The result was predictable. Far too much of the nation’s wealth and income became concentrated in the hands of only a few people (about 1% of the population controls 40% of the wealth and income currently). While the income of the rich grew astronomically, the income of
workers was stagnant (and their buying power dropped substantially). This resulted in a drop in demand, which resulted in lay-offs, which killed demand even further, causing more layoffs — and this spiraled the country down into a serious recession.
And what do the Republicans think the solution to this jobless recession is? They want to cut social programs, cut taxes for the rich, eliminate unions, and eliminate regulations on businesses. In other words they want to do more of the same things that caused this economic mess in the first place. They seem to be incapable of learning from either experience or history.
They claim they are being fiscally responsible. They aren’t. What they are really doing is giving our capitalist system enough rope to hang itself — an economic suicide that could unfortunately also kill our economy (and maybe even our democracy).
[Ted McLaughlin also posts at jobsanger. Read more articles by Ted McLaughlin on The Rag Blog.]
Gary Shteyngart’s book, _Super Sad True Love Story_, is on the same page with this posting except that he postulates a complicity of Democrats in the post-Reagan deregulation such that the Bi-Partisan party has been in charge of it — to which I say “right on.”
I would have to agree with that. The Democrats must shoulder their share of the blame for their complicity.
I’m really happy to have read this article. I’d be even happier to have written it.
Paul Beckett
I posted a similar thought chain about this time yesterday morning on notmytribe, about the rebirth of those “flip this house” real estate scams like the ones which snapped the fragile economy 4 years ago. Before reading this article.
Also linked into it in a comment. Then came to read the article.
It might seem to be restating the obvious, continuously, but that’s the only way to convince a certain demographic group to listen.
“No, no! Mustn’t play with sharp objects! How many times must Mommy tell you?”
It only seems harsh and mostly useless until you step back for a moment and take a deep breath, and realize that in the almost 70 years since the first deployment of Atomic Weapons we at least have kept the Stupid Ones from nuking everybody. And realize that it’s been less brutal at least coming from our general direction than if we had gone full-on guerrilla against them.

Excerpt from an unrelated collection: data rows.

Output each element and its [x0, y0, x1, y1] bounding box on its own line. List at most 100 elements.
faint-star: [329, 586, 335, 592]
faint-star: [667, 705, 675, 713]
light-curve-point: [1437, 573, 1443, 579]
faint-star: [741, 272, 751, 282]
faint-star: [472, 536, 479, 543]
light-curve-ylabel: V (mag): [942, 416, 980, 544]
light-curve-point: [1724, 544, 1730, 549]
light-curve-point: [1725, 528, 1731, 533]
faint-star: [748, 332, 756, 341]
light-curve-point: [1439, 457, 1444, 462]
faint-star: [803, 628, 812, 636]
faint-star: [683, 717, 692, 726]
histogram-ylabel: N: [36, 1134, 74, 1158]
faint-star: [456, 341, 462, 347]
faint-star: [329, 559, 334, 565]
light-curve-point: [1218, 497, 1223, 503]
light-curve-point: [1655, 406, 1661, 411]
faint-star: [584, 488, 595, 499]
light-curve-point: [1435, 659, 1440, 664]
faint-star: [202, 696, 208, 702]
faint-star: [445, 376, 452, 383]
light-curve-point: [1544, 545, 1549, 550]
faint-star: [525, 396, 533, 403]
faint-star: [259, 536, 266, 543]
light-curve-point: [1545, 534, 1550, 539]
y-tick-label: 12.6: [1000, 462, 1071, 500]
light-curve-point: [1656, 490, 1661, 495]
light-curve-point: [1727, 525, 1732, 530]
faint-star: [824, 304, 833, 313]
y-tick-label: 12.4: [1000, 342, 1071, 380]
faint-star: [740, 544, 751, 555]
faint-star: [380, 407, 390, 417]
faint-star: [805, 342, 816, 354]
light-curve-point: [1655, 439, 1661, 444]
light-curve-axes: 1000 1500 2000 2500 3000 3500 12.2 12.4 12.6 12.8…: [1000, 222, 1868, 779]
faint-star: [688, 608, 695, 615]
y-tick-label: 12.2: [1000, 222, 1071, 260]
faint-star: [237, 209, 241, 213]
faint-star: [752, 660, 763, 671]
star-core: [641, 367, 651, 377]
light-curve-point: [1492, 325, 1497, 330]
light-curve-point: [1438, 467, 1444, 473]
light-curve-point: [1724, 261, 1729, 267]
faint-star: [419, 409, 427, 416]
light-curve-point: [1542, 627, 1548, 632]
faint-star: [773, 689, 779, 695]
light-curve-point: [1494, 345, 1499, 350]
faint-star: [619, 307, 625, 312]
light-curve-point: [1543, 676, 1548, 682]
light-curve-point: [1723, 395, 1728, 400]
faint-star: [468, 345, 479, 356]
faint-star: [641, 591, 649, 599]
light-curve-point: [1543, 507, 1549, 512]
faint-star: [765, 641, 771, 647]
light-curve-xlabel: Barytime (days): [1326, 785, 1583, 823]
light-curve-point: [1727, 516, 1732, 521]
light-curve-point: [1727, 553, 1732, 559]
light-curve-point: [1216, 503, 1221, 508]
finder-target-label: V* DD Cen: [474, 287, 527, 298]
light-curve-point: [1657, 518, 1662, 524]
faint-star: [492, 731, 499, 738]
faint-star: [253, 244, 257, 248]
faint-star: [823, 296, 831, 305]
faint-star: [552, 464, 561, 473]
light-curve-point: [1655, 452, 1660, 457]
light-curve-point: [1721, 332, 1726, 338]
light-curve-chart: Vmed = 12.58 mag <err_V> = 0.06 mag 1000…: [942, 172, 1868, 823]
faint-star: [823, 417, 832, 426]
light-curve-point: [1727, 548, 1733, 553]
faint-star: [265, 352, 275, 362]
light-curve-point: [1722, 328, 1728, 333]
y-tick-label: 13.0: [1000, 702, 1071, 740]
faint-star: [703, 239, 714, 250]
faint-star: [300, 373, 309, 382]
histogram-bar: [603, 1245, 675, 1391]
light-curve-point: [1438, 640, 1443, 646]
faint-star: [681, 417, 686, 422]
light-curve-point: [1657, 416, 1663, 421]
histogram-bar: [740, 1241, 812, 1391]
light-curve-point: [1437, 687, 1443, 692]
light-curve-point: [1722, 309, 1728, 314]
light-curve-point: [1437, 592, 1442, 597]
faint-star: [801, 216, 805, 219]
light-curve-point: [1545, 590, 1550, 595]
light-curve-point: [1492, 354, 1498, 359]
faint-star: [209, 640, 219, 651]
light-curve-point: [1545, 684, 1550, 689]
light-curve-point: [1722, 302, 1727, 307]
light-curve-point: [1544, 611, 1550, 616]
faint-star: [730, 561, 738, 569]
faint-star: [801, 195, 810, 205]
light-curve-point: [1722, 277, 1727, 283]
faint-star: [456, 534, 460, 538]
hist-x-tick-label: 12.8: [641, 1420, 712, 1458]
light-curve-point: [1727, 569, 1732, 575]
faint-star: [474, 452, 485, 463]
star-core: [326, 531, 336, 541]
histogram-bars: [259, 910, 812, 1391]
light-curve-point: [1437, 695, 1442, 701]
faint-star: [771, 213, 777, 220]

Walk down the street with a baseball bat getting peoples’ hearts right, would be amusing for a short while but then your arm would get tired, it wouldn’t actually work and is morally reprehensible on several levels.
Still, it does have a certain attraction, close your eyes and daydream …
“Sir, you need your heart right… BAMMMM!”
It's willful "misunderstanding." As Upton Sinclair said:
"It is difficult to get a man to understand something when his paycheck depends on him not understanding it."
Scratch the surface of any issue we face to day and you'll find billionaires behind it driving the issue.